Personal information
- Full name: Joel Alexander Cliffe
- Born: 2 April 1980 (age 46) Oxford, Oxfordshire, England
- Batting: Left-handed
- Bowling: Left-arm medium-fast

Domestic team information
- 2001: Cambridge UCCE

Career statistics
| Competition | First-class |
| Matches | 3 |
| Runs scored | 2 |
| Batting average | 0.66 |
| 100s/50s | –/– |
| Top score | 2 |
| Balls bowled | 316 |
| Wickets | 2 |
| Bowling average | 95.00 |
| 5 wickets in innings | – |
| 10 wickets in match | – |
| Best bowling | 2/71 |
| Catches/stumpings | –/– |
- Source: Cricinfo, 13 August 2020

= Joel Cliffe =

English cricketer

Joel Alexander Cliffe (born 2 April 1980) is an English former first-class cricketer.

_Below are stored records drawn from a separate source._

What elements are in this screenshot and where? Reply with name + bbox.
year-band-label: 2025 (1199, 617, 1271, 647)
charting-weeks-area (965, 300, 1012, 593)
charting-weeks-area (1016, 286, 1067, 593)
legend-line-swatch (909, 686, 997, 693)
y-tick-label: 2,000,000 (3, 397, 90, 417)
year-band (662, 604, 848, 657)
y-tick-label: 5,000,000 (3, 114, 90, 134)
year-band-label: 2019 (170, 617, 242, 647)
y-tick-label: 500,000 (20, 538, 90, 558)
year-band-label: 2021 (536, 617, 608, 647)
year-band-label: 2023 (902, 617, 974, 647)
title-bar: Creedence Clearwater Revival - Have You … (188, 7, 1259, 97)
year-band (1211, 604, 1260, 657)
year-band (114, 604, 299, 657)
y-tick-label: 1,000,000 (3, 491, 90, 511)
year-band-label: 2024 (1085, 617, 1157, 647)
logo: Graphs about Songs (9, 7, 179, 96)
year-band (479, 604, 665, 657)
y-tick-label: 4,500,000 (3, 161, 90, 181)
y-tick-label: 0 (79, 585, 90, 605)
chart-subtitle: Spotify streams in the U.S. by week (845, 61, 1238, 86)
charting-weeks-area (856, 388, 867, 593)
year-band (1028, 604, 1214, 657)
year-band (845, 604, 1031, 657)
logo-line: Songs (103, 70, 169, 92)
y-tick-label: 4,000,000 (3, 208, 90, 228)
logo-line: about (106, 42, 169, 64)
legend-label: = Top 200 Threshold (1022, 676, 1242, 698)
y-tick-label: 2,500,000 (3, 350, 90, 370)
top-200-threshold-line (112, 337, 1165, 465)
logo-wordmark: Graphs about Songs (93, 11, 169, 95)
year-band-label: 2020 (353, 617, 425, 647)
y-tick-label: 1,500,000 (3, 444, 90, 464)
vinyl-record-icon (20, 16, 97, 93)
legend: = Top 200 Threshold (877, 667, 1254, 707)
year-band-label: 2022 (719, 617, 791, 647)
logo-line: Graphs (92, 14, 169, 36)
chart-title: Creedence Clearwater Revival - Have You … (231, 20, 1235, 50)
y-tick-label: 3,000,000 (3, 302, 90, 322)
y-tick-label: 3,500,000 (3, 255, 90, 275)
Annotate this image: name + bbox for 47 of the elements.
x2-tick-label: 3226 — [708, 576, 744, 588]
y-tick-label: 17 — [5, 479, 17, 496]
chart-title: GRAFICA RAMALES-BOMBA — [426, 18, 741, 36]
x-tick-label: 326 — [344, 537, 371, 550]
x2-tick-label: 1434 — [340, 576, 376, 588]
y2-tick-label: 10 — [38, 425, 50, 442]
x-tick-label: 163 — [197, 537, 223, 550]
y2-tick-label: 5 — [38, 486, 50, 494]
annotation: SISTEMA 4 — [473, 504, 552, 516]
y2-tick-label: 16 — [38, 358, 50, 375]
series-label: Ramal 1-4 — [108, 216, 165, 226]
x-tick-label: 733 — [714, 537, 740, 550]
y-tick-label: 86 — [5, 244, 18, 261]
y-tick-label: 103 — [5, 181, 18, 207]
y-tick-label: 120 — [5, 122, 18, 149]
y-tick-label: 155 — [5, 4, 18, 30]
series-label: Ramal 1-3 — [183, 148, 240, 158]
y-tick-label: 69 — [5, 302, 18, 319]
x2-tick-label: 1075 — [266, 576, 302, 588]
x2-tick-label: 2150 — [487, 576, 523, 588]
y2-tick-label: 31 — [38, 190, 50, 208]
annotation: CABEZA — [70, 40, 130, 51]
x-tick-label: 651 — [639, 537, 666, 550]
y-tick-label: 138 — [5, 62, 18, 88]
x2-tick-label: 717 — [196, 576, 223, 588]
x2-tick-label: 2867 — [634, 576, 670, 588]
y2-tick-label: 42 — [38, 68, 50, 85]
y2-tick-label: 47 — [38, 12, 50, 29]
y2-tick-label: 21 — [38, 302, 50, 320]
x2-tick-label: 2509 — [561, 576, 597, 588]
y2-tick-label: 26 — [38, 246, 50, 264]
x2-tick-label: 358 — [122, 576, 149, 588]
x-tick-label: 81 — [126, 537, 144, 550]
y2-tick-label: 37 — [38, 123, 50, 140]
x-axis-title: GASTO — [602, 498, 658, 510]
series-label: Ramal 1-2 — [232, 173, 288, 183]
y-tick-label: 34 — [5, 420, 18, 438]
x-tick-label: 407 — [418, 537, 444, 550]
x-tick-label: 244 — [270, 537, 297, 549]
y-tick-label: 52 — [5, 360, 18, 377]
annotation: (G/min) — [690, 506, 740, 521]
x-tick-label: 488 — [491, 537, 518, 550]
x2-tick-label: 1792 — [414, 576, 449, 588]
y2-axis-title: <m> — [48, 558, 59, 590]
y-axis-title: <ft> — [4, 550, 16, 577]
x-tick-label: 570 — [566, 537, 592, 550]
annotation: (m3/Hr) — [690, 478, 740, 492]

Joel was born at Oxford in April 1980. He was educated at St Birinus School, before going up to Gonville and Caius College, Cambridge. While studying at Cambridge, Cliffe played first-class cricket in 2001, making three appearances for Cambridge UCCE against Kent, Essex and Sussex. He took 2 wickets from the 53 overs in total that he bowled across his three matches.